Children’s life jackets are labeled as being for an infant, child or youth. To figure out which life jacket to buy for your child, you use their weight as a guide:
Infant PFDs: 8–30 pounds
Child PFDs: 30–50 pounds
Youth PFDs: 50–90 pounds
PFDs for Dogs
While many dogs are good swimmers, others lack confidence in the water or they may tire or panic away from shore. Dog PFDs are not USCG certified, but they can still be a lifesaver and help your pet to enjoy the water.
To get the right life jacket for your dog:
¬ It should fit snugly so your dog cannot twist, step or swim out of it.
¬ Look for a low-profile style that will have less potential of catching a snag.
¬ Look for one with easy-release buckles.
¬ Choose one that has a handle for lifting your pup out of the water.
Pockets: Most standard, non-inflatable PFDs have pockets on the front. Consider their size and placement and the gear you’d like to stow in them.
Color: A bright color improves visibility.
Tabs: Tabs let you attach a knife, whistle, strobes or other accessories. Look at the number of tabs and their location on the front and back on the PFD.
Reflective tape: This adds visibility in low-light conditions.
Ventilation: If you’re regularly paddling in hot locations, look for a PFD that has built-in vents that allow body heat to escape.
Fishing features: Some PFDs have multiple tool hangers, loops for a rod and a drop-down pocket table for working with lures and flies.
Flotation (aka buoyancy): This is the force (in pounds) required to keep a person's head and chin afloat above water. Most adults need just an extra seven to 12 pounds of flotation to stay afloat. Any quality PFD will provide more than this amount, so you don’t need to spend much time analyzing this number.
Keep in mind when comparing buoyancy numbers that a person’s weight, body fat, lung size and clothing, and whether the water is rough or calm, are all factors that affect flotation.
USCG classification: There are five categories of PFDs as determined by the U.S. Coast Guard, but kayakers, canoers and stand up paddle boarders almost always choose one of two types: Type III or Type V. This is because Type III and Type V PFDs are typically the most comfortable for these activities.
With that said, it can be helpful to know a bit about all types of PFDs available so you can decide which one is the best option for you:
Type I PFDs are geared for rough or remote waters where rescue may take a while. Though bulky, they have the most buoyancy and will turn most unconscious people into a face-up position. They are the kind of PFD you’ll likely find on commercial vessels. Type I PFDs are available in inherently buoyant, inflatable or hybrid designs.

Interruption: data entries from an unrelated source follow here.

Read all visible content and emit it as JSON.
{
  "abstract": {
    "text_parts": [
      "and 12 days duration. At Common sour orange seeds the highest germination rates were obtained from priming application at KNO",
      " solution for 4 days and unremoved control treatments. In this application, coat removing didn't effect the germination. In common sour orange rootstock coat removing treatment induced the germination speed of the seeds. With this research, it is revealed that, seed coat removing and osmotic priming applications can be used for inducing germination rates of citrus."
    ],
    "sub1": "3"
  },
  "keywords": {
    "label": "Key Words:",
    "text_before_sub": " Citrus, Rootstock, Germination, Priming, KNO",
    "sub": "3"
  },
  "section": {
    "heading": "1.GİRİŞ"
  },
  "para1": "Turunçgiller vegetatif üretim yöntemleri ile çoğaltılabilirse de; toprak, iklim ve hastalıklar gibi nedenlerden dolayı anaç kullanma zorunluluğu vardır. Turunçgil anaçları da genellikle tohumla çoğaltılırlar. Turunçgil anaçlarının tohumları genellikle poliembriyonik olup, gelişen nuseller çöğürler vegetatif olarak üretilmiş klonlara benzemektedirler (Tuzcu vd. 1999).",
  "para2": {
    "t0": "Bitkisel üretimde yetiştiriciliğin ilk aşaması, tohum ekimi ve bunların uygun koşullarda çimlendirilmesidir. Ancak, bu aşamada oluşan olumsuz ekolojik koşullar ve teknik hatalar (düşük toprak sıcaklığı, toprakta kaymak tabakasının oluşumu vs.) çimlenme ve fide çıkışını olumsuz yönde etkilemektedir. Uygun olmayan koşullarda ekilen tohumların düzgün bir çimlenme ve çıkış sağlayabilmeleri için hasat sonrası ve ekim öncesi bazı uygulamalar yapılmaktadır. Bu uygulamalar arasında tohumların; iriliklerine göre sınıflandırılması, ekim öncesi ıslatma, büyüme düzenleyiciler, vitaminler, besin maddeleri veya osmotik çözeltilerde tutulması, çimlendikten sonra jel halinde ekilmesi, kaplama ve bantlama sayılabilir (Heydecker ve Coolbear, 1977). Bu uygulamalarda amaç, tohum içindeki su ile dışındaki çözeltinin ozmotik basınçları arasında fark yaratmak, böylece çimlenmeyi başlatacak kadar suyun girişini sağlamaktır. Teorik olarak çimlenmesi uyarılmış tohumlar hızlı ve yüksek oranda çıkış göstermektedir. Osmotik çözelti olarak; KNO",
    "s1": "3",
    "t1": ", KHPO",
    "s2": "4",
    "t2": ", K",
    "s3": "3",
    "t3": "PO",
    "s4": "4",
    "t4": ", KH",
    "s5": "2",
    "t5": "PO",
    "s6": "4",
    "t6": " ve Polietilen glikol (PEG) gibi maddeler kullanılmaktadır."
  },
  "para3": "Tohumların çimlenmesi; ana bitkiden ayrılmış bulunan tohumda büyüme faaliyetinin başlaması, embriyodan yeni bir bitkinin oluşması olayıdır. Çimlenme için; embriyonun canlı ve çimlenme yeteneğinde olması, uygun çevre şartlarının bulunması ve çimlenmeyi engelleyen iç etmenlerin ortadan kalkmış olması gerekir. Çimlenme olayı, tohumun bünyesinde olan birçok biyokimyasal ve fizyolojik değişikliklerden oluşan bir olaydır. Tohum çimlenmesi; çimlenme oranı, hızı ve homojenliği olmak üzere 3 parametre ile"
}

Type II PFDs are intended for calm inland waters, where fast rescue is likely. They have a very basic design that is less bulky than Type I, and typically less expensive, but they are not as comfortable as Type III. They will turn some unconscious wearers to the face-up position. Type II PFDs come in inherently buoyant, inflatable or hybrid designs.
Type III PFDs are suitable for most paddlers where there is a chance for quick rescue. They offer freedom of movement and comfort for continuous wear. These PFDs are designed so wearers can put themselves in a face-up position, but they may have to tilt their head back to avoid being face down in water. Type III PFDs come in inherently buoyant, inflatable or hybrid designs.
Type IV PFDs are flotation devices that are meant to be thrown to a conscious person who is in trouble and provide backup to a PFD. Examples include life rings and buoyant cushions. Type IV PFDs are not meant to be worn and they are not required for canoes, kayaks or SUPs.
Type V PFDs are considered special-use devices and intended for specific activities. To be acceptable by the USCG, they must be worn at all times and used for the activity specified on the label. Varieties include kayaking, waterskiing, windsurfing, deck suits and hybrid inflatable vests. Type V PFDs come in inflatable or hybrid (inherently buoyant and inflatable) designs.
Knowing how to choose the right PFD will help ensure safer and more fun experiences on the water.